PAULINE WATSON will be remembered as a woman who inspired and supported others through cancer, even while battling the disease herself.
Mrs Watson, founder of the Launceston Breast Cancer Support Group and staunch advocate for the Breast Cancer Network, died early on January 30, aged 69.
Mrs Watson was diagnosed with breast cancer in 1991 and relapsed in 1993 in the spine. Doctors did not expect her to live two years.
Demonstrating her usual feistiness, she persisted with treatment.
Son Wayne said battling the illness inspired her to support other women. The West Australian man said staying at his parents' Launceston home meant being surrounded by breast cancer fund-raising merchandise.

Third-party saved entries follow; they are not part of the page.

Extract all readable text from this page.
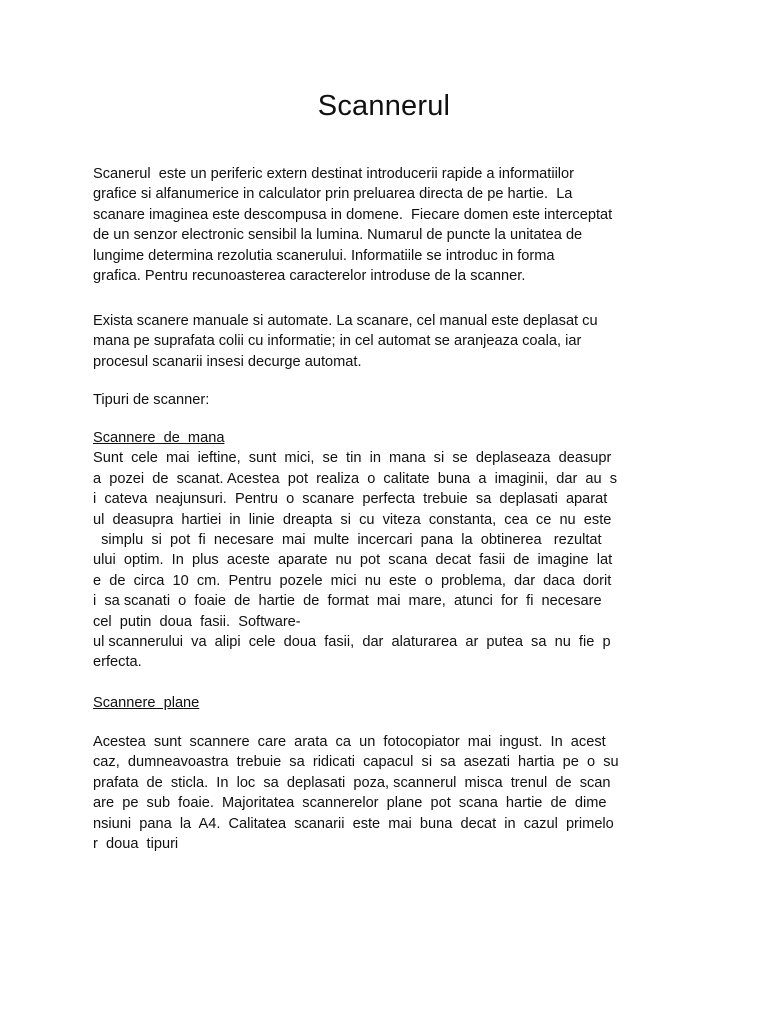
Scannerul
Scanerul  este un periferic extern destinat introducerii rapide a informatiilor
grafice si alfanumerice in calculator prin preluarea directa de pe hartie.  La
scanare imaginea este descompusa in domene.  Fiecare domen este interceptat
de un senzor electronic sensibil la lumina. Numarul de puncte la unitatea de
lungime determina rezolutia scanerului. Informatiile se introduc in forma
grafica. Pentru recunoasterea caracterelor introduse de la scanner.
Exista scanere manuale si automate. La scanare, cel manual este deplasat cu
mana pe suprafata colii cu informatie; in cel automat se aranjeaza coala, iar
procesul scanarii insesi decurge automat.
Tipuri de scanner:
Scannere  de  mana
Sunt  cele  mai  ieftine,  sunt  mici,  se  tin  in  mana  si  se  deplaseaza  deasupr
a  pozei  de  scanat. Acestea  pot  realiza  o  calitate  buna  a  imaginii,  dar  au  s
i  cateva  neajunsuri.  Pentru  o  scanare  perfecta  trebuie  sa  deplasati  aparat
ul  deasupra  hartiei  in  linie  dreapta  si  cu  viteza  constanta,  cea  ce  nu  este
simplu  si  pot  fi  necesare  mai  multe  incercari  pana  la  obtinerea   rezultat
ului  optim.  In  plus  aceste  aparate  nu  pot  scana  decat  fasii  de  imagine  lat
e  de  circa  10  cm.  Pentru  pozele  mici  nu  este  o  problema,  dar  daca  dorit
i  sa scanati  o  foaie  de  hartie  de  format  mai  mare,  atunci  for  fi  necesare
cel  putin  doua  fasii.  Software-
ul scannerului  va  alipi  cele  doua  fasii,  dar  alaturarea  ar  putea  sa  nu  fie  p
erfecta.
Scannere  plane
Acestea  sunt  scannere  care  arata  ca  un  fotocopiator  mai  ingust.  In  acest
caz,  dumneavoastra  trebuie  sa  ridicati  capacul  si  sa  asezati  hartia  pe  o  su
prafata  de  sticla.  In  loc  sa  deplasati  poza, scannerul  misca  trenul  de  scan
are  pe  sub  foaie.  Majoritatea  scannerelor  plane  pot  scana  hartie  de  dime
nsiuni  pana  la  A4.  Calitatea  scanarii  este  mai  buna  decat  in  cazul  primelo
r  doua  tipuri
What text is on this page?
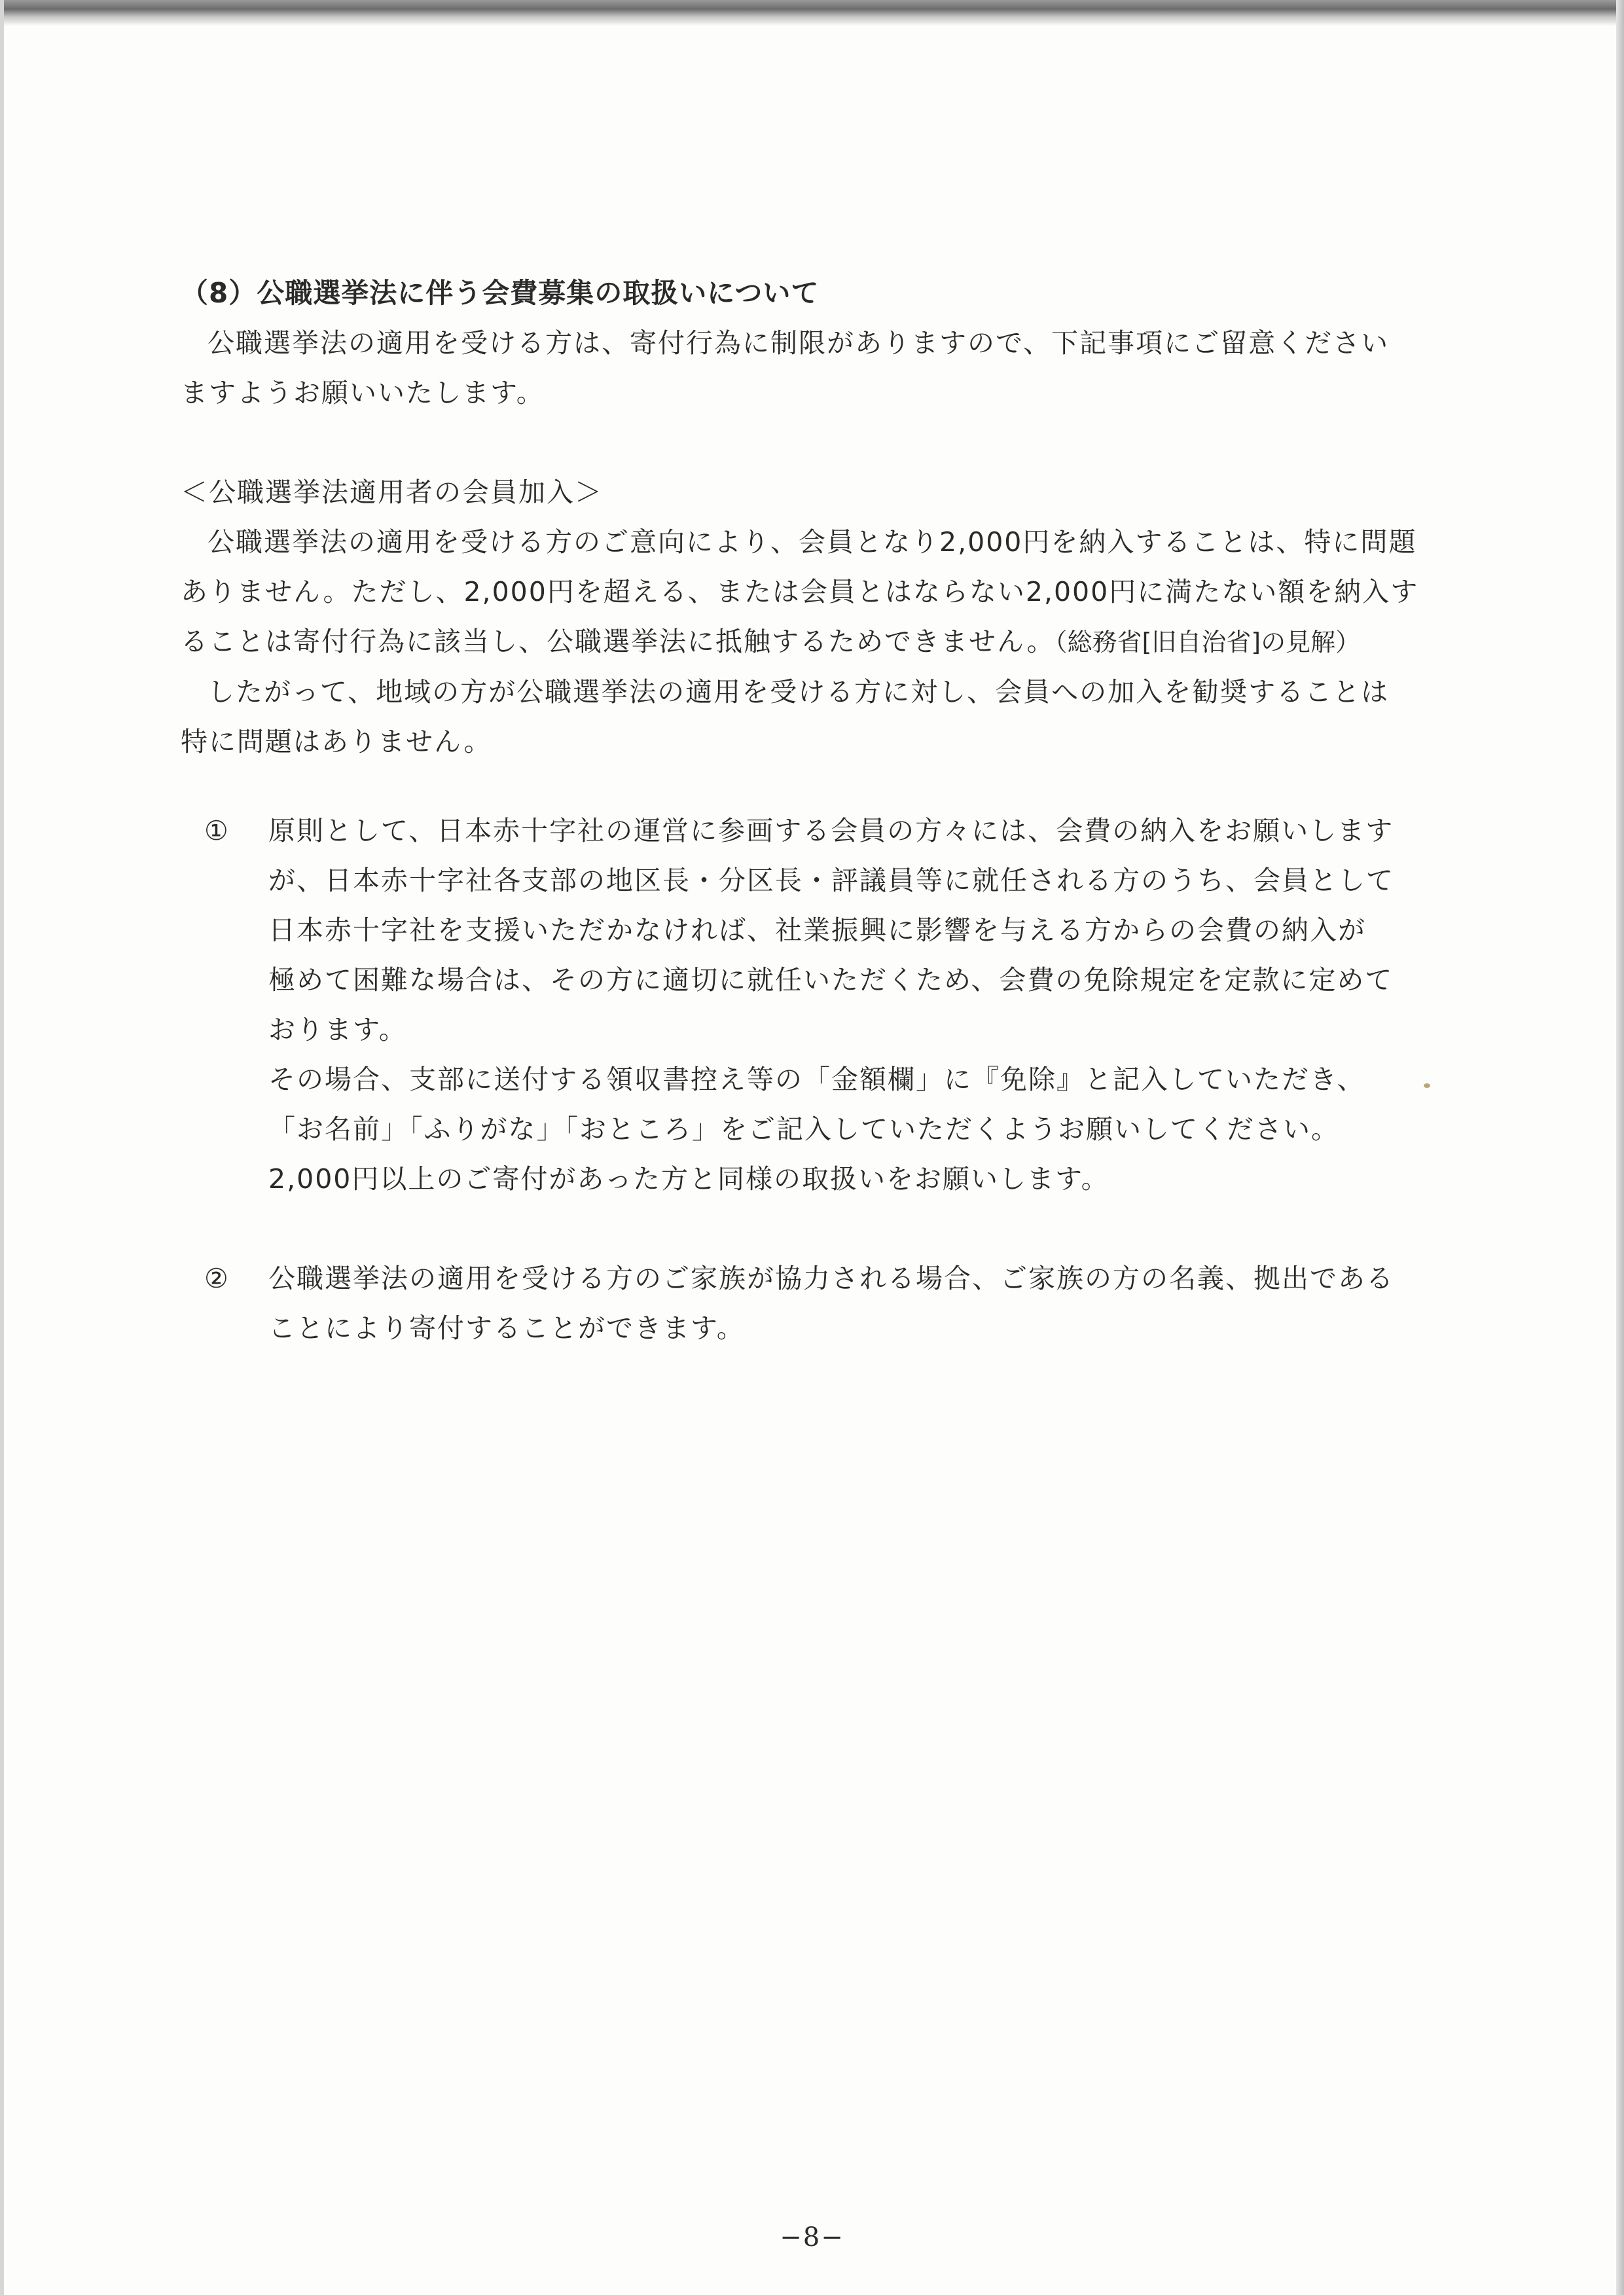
（8）公職選挙法に伴う会費募集の取扱いについて

公職選挙法の適用を受ける方は、寄付行為に制限がありますので、下記事項にご留意ください

ますようお願いいたします。

＜公職選挙法適用者の会員加入＞

公職選挙法の適用を受ける方のご意向により、会員となり2,000円を納入することは、特に問題

ありません。ただし、2,000円を超える、または会員とはならない2,000円に満たない額を納入す

ることは寄付行為に該当し、公職選挙法に抵触するためできません。（総務省[旧自治省]の見解）

したがって、地域の方が公職選挙法の適用を受ける方に対し、会員への加入を勧奨することは

特に問題はありません。

①	原則として、日本赤十字社の運営に参画する会員の方々には、会費の納入をお願いします

が、日本赤十字社各支部の地区長・分区長・評議員等に就任される方のうち、会員として

日本赤十字社を支援いただかなければ、社業振興に影響を与える方からの会費の納入が

極めて困難な場合は、その方に適切に就任いただくため、会費の免除規定を定款に定めて

おります。

その場合、支部に送付する領収書控え等の「金額欄」に『免除』と記入していただき、

「お名前」「ふりがな」「おところ」をご記入していただくようお願いしてください。

2,000円以上のご寄付があった方と同様の取扱いをお願いします。

②	公職選挙法の適用を受ける方のご家族が協力される場合、ご家族の方の名義、拠出である

ことにより寄付することができます。

−8−
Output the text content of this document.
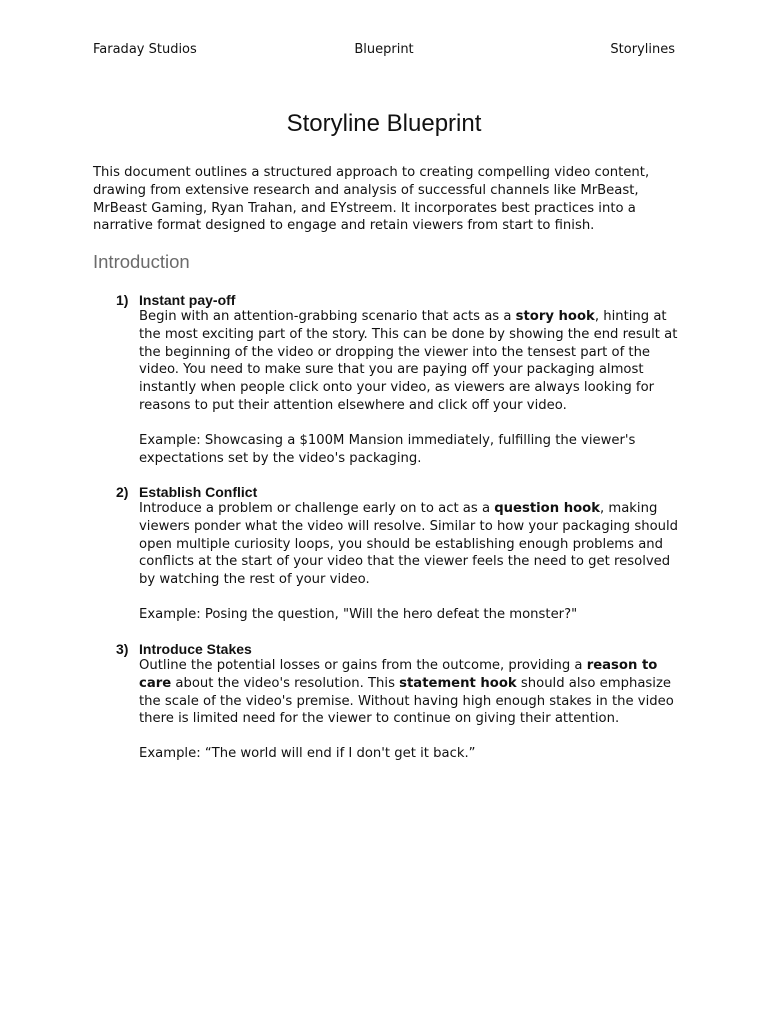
Faraday Studios	Blueprint	Storylines
Storyline Blueprint

This document outlines a structured approach to creating compelling video content, drawing from extensive research and analysis of successful channels like MrBeast, MrBeast Gaming, Ryan Trahan, and EYstreem. It incorporates best practices into a narrative format designed to engage and retain viewers from start to finish.

Introduction
1) Instant pay-off

Begin with an attention-grabbing scenario that acts as a story hook, hinting at the most exciting part of the story. This can be done by showing the end result at the beginning of the video or dropping the viewer into the tensest part of the video. You need to make sure that you are paying off your packaging almost instantly when people click onto your video, as viewers are always looking for reasons to put their attention elsewhere and click off your video.

Example: Showcasing a $100M Mansion immediately, fulfilling the viewer's expectations set by the video's packaging.

2) Establish Conflict

Introduce a problem or challenge early on to act as a question hook, making viewers ponder what the video will resolve. Similar to how your packaging should open multiple curiosity loops, you should be establishing enough problems and conflicts at the start of your video that the viewer feels the need to get resolved by watching the rest of your video.

Example: Posing the question, "Will the hero defeat the monster?"

3) Introduce Stakes

Outline the potential losses or gains from the outcome, providing a reason to care about the video's resolution. This statement hook should also emphasize the scale of the video's premise. Without having high enough stakes in the video there is limited need for the viewer to continue on giving their attention.

Example: “The world will end if I don't get it back.”
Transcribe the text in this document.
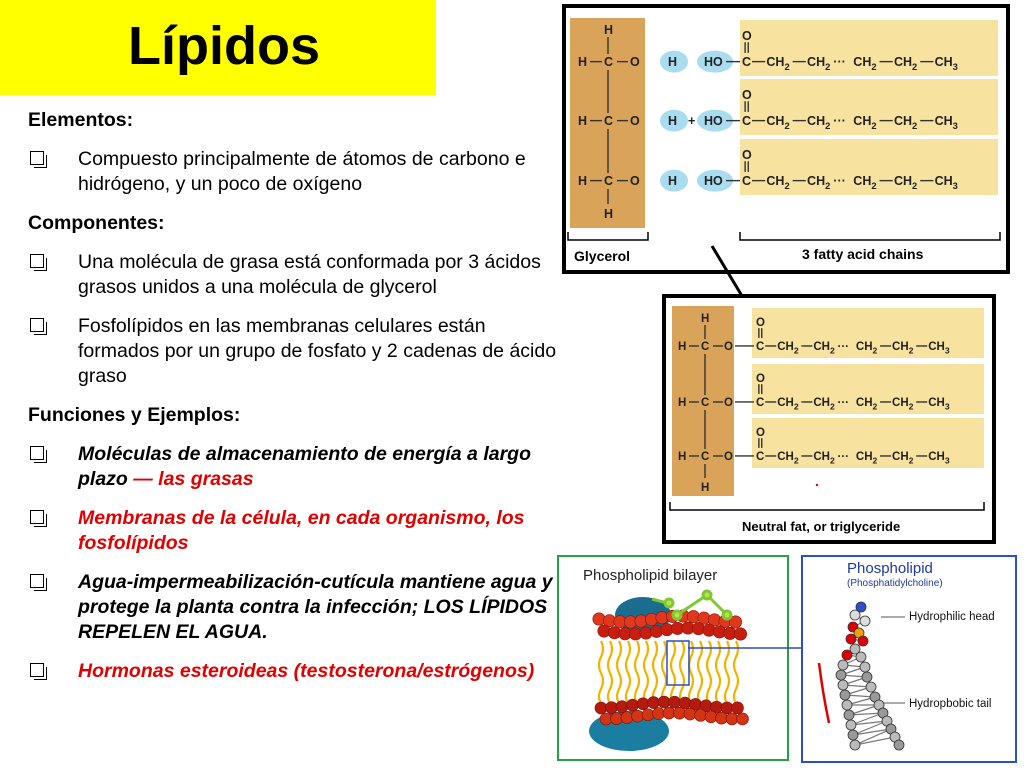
Lípidos
Elementos:
Compuesto principalmente de átomos de carbono e hidrógeno, y un poco de oxígeno
Componentes:
Una molécula de grasa está conformada por 3 ácidos grasos unidos a una molécula de glycerol
Fosfolípidos en las membranas celulares están formados por un grupo de fosfato y 2 cadenas de ácido graso
Funciones y Ejemplos:
Moléculas de almacenamiento de energía a largo plazo — las grasas
Membranas de la célula, en cada organismo, los fosfolípidos
Agua-impermeabilización-cutícula mantiene agua y protege la planta contra la infección; LOS LÍPIDOS REPELEN EL AGUA.
Hormonas esteroideas (testosterona/estrógenos)
H HO C
O
$CH_2$ $CH_2$ ··· $CH_2$ $CH_2$ $CH_3$
H + HO C
O
$CH_2$ $CH_2$ ··· $CH_2$ $CH_2$ $CH_3$
H HO C
O
$CH_2$ $CH_2$ ··· $CH_2$ $CH_2$ $CH_3$
H C O
H C O
H C O
H
H
Glycerol	3 fatty acid chains
C
O
$CH_2$ $CH_2$ ··· $CH_2$ $CH_2$ $CH_3$
C
O
$CH_2$ $CH_2$ ··· $CH_2$ $CH_2$ $CH_3$
C
O
$CH_2$ $CH_2$ ··· $CH_2$ $CH_2$ $CH_3$
H C O
H C O
H C O
H
H
Neutral fat, or triglyceride
Phospholipid bilayer	Phospholipid
(Phosphatidylcholine)
Hydrophilic head
Hydropbobic tail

``Once she beat it, that's when she tried to get that attitude in other people,'' he said.
``I'll remember her cancer involvement . . . Seeing her do so much for so many people and just getting enjoyment.''
Mrs Watson volunteered with the Cancer Council and regularly had coffee with women battling breast cancer. The meetings became so well-attended that she decided to formalise the process.
Here, the Launceston Breast Cancer Support Group was formed.
The group changed the lives of countless women suffering the illness.
After 15 years of treatment but relative safety, cancer was found in Mrs Watson's lung. The disease eventually moved to her brain, where tumours quickly doubled from three to six.
The return of the illness did not prevent Mrs Watson's involvement in Relay for Life, Launceston's Cancer Support Centre and Biggest Morning Tea.
State Breast Cancer Support Network chairwoman Mandy Forteath said Mrs Watson's effect on people was indescribable.
``She was welcoming, open and totally honest.
``She'd keep checking in on people. She had a genuine sincerity.''
Mr Watson yesterday reflected on his life with Mrs Watson. The past two years of his life were spent caring for his wife.
The pair met in 1975, when Mrs Watson managed a motel in Echuca. By March 1976, Mr Watson had proposed.
He said the proposal was one of his fondest memories. He popped the question casually mid-conversation. Just as easily, she responded with a yes.
Their life was spent moving between New South Wales, Victoria and Tasmania, eventually settling in Launceston.
Mrs Watson was heavily involved in Punchbowl Primary School's Parents and Friends Association, Little Athletics and school and social tennis as children Paul and Wayne grew up.
Paul said tributes to his mother were flowing in from friends.
``If friends were diagnosed with cancer, I'd just get them to spend half an hour with Mum,'' he said.
``Those that did benefited.''
Mr Watson already misses his partner, who will be remembered on Wednesday in Launceston and Friday in Bendigo.
``I didn't appreciate until the last three months how beautiful her smile was,'' Mr Watson said.